Hundreds joined the rally, from many countries and backgrounds
In Trafalgar Square, the mecca for visitors idling away a day in the capital, umbrellas vied for space with flags from all over the world - not least the Union flags, clutched by demonstrators and tourists alike.
Whistles, horns, drums and a muffled PA system reverberated the familiar sounds of protest around the 19th Century statues and fountains of the rain-soaked square.
Banners proclaiming "no-one is illegal" were brandished by many of the hundreds who congregated to urge an amnesty for "irregular" migrants - refused asylum seekers or visa overstayers - living in the UK for more than four years.
The rally followed a service at the Catholic Westminster Cathedral.
Religious activists were joined by a potpourri of other groups, including anti-capitalists, trade unions, socialists, community and immigration organisations.
There was even a contingent of Ecuadorian children dressed in their national costumes.
Corinne Lotz, who was at the rally campaigning for anti-capitalist group World to Win, admitted she seldom joined forces with the Catholic Church.
Corinne Lotz (L) welcomed the Church's involvement
She had not taken part in the service preceding the rally, but believed Catholic involvement was a positive move.
"It is interesting that the Church is taking up the cause. It is a very good sign, because it shows that we are joined together by the issue," she said.
For Ms Lotz, the issue is what she described as the UK's "inhumane system" of sending asylum seekers back to their countries of origin to be tortured and killed.
Others in the crowd were campaigning because they felt legalising the status of many immigrants would help to make Britain a better place to live.
Sophia Buchuck, originally from Cuzco in Peru, has been in England for 15 years.
Sophia Buchuck was part of the lively Latin American contingent
She said her own experience of waiting for 11 years to gain residency had encouraged her to attend the rally, where she was part of the vocal and colourful Latin American contingent.
"In the time I have been here, I have seen the Latin American community grow and develop," she said.
"They take part in things like the Notting Hill Carnival, they have a positive influence, they add to the spiritual richness of the place.
"But at the moment, too many of them are sad.
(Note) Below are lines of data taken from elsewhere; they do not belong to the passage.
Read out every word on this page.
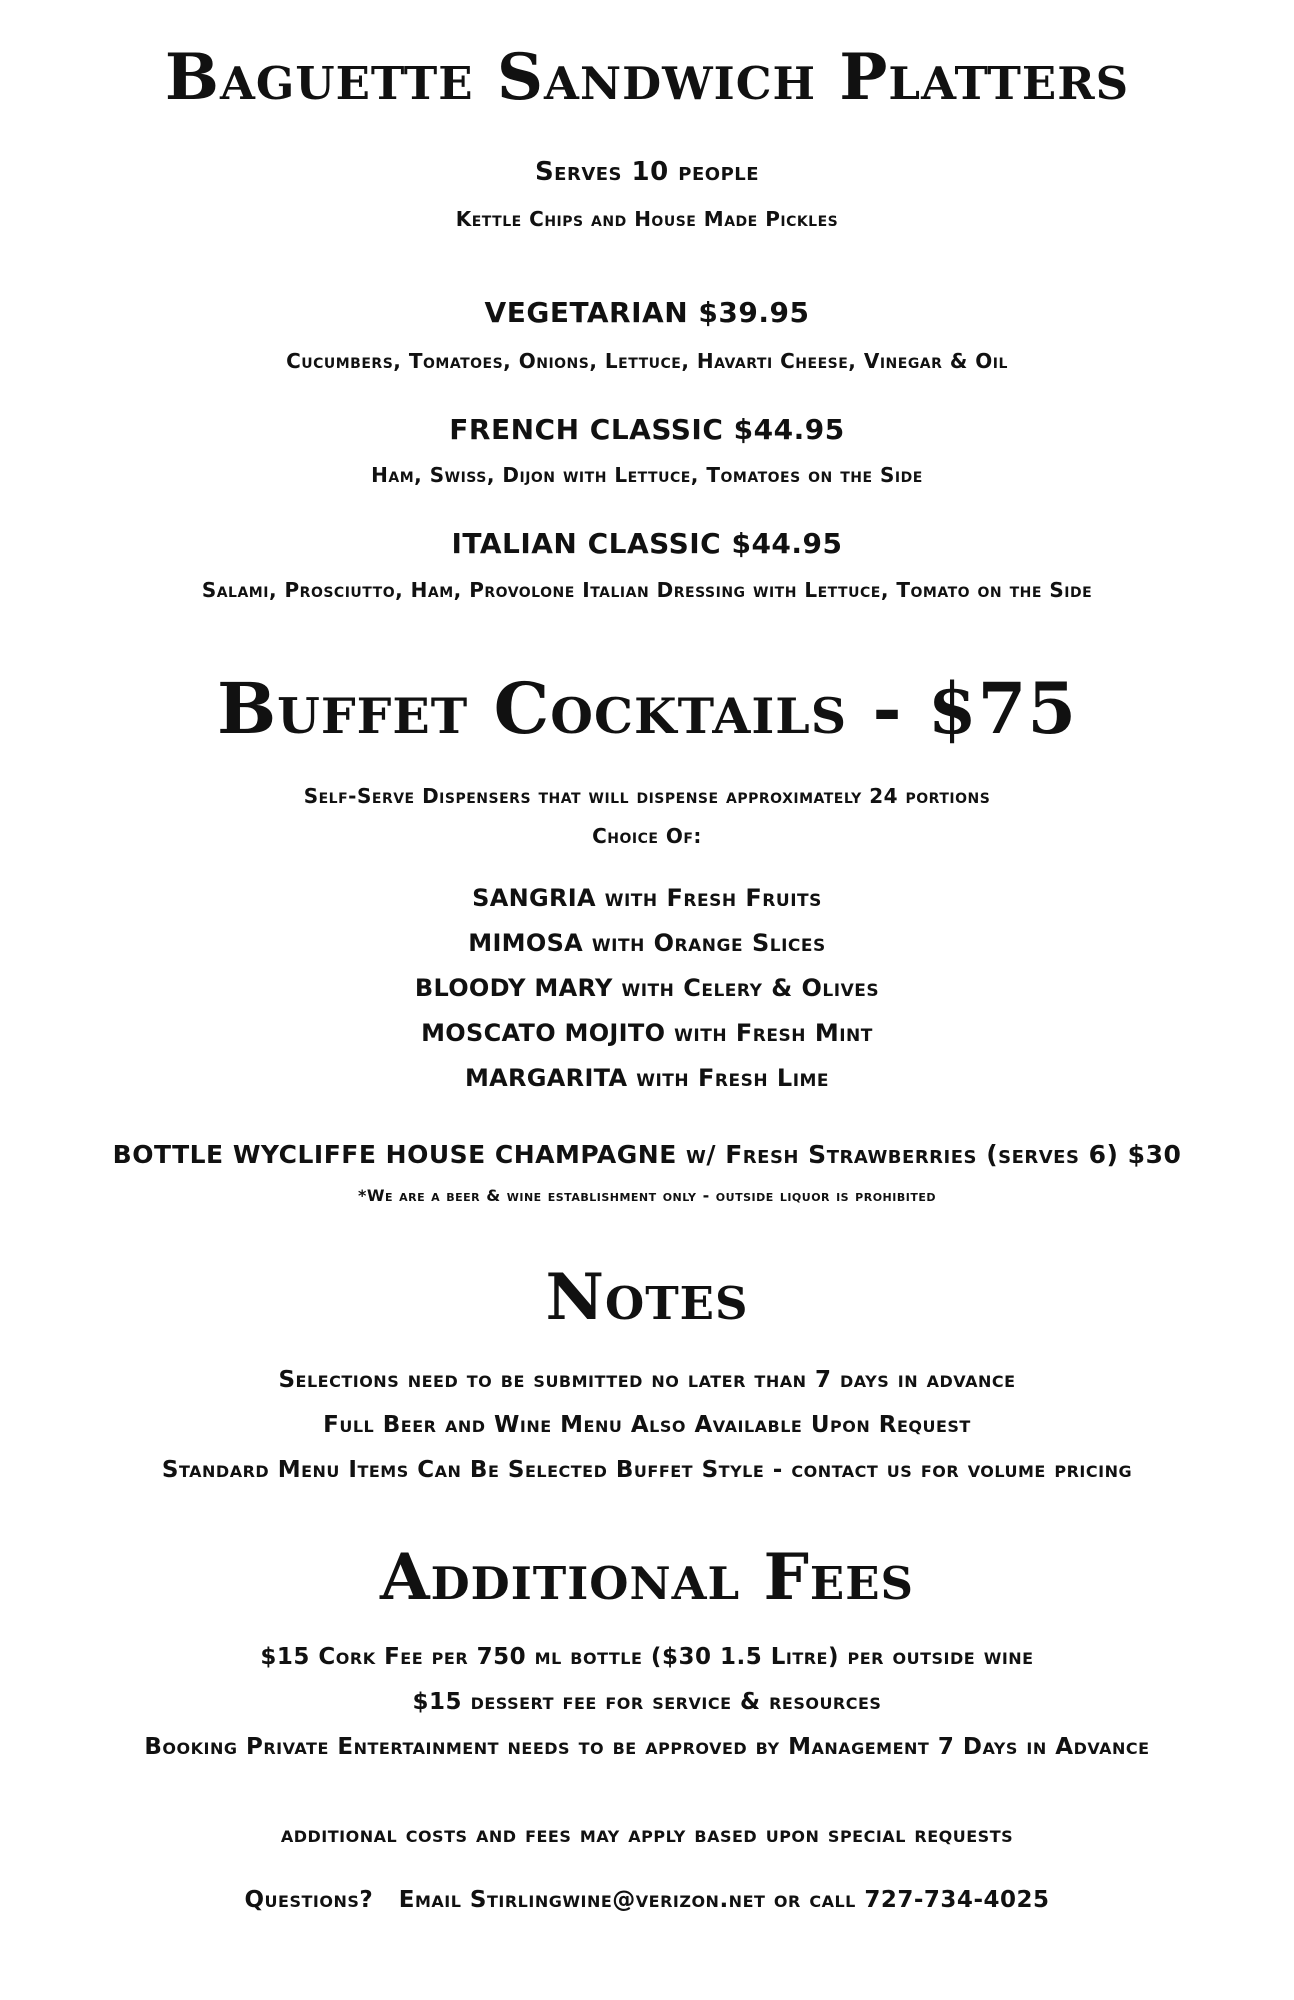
Baguette Sandwich Platters
Serves 10 people
Kettle Chips and House Made Pickles
VEGETARIAN $39.95
Cucumbers, Tomatoes, Onions, Lettuce, Havarti Cheese, Vinegar & Oil
FRENCH CLASSIC $44.95
Ham, Swiss, Dijon with Lettuce, Tomatoes on the Side
ITALIAN CLASSIC $44.95
Salami, Prosciutto, Ham, Provolone Italian Dressing with Lettuce, Tomato on the Side
Buffet Cocktails - $75
Self-Serve Dispensers that will dispense approximately 24 portions
Choice Of:
SANGRIA with Fresh Fruits
MIMOSA with Orange Slices
BLOODY MARY with Celery & Olives
MOSCATO MOJITO with Fresh Mint
MARGARITA with Fresh Lime
BOTTLE WYCLIFFE HOUSE CHAMPAGNE w/ Fresh Strawberries (serves 6) $30
*We are a beer & wine establishment only - outside liquor is prohibited
Notes
Selections need to be submitted no later than 7 days in advance
Full Beer and Wine Menu Also Available Upon Request
Standard Menu Items Can Be Selected Buffet Style - contact us for volume pricing
Additional Fees
$15 Cork Fee per 750 ml bottle ($30 1.5 Litre) per outside wine
$15 dessert fee for service & resources
Booking Private Entertainment needs to be approved by Management 7 Days in Advance
additional costs and fees may apply based upon special requests
Questions?   Email Stirlingwine@verizon.net or call 727-734-4025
They come here legally to study or work, but when they apply to stay, it takes ages."
The 35-year-old singer, who lives in Lambeth, south London, said she did not believe all illegal immigrants should be given an amnesty immediately.
"Everyone has different needs. People who are claiming asylum should be given priority," she said.
Some in the crowd expressed fears that designating people illegal could cause a rise in crime.
Bervelyn, who had travelled from Hertfordshire to attend the rally, said prolonging their illegal status stopped migrants from working and helping the country to be prosperous.
"If people can be made legal, they can contribute to the country, and there will be unity in the country," she said.
"They can go and work and take care of themselves, rather than going out to rob and steal."
The ad hoc grouping of religious, community and left-wing groups, under the umbrella of the Strangers into Citizens campaign, created a festival atmosphere in London's drenched streets.
It remains to be seen whether the country's lawmakers, who gather less than half a mile away, were listening.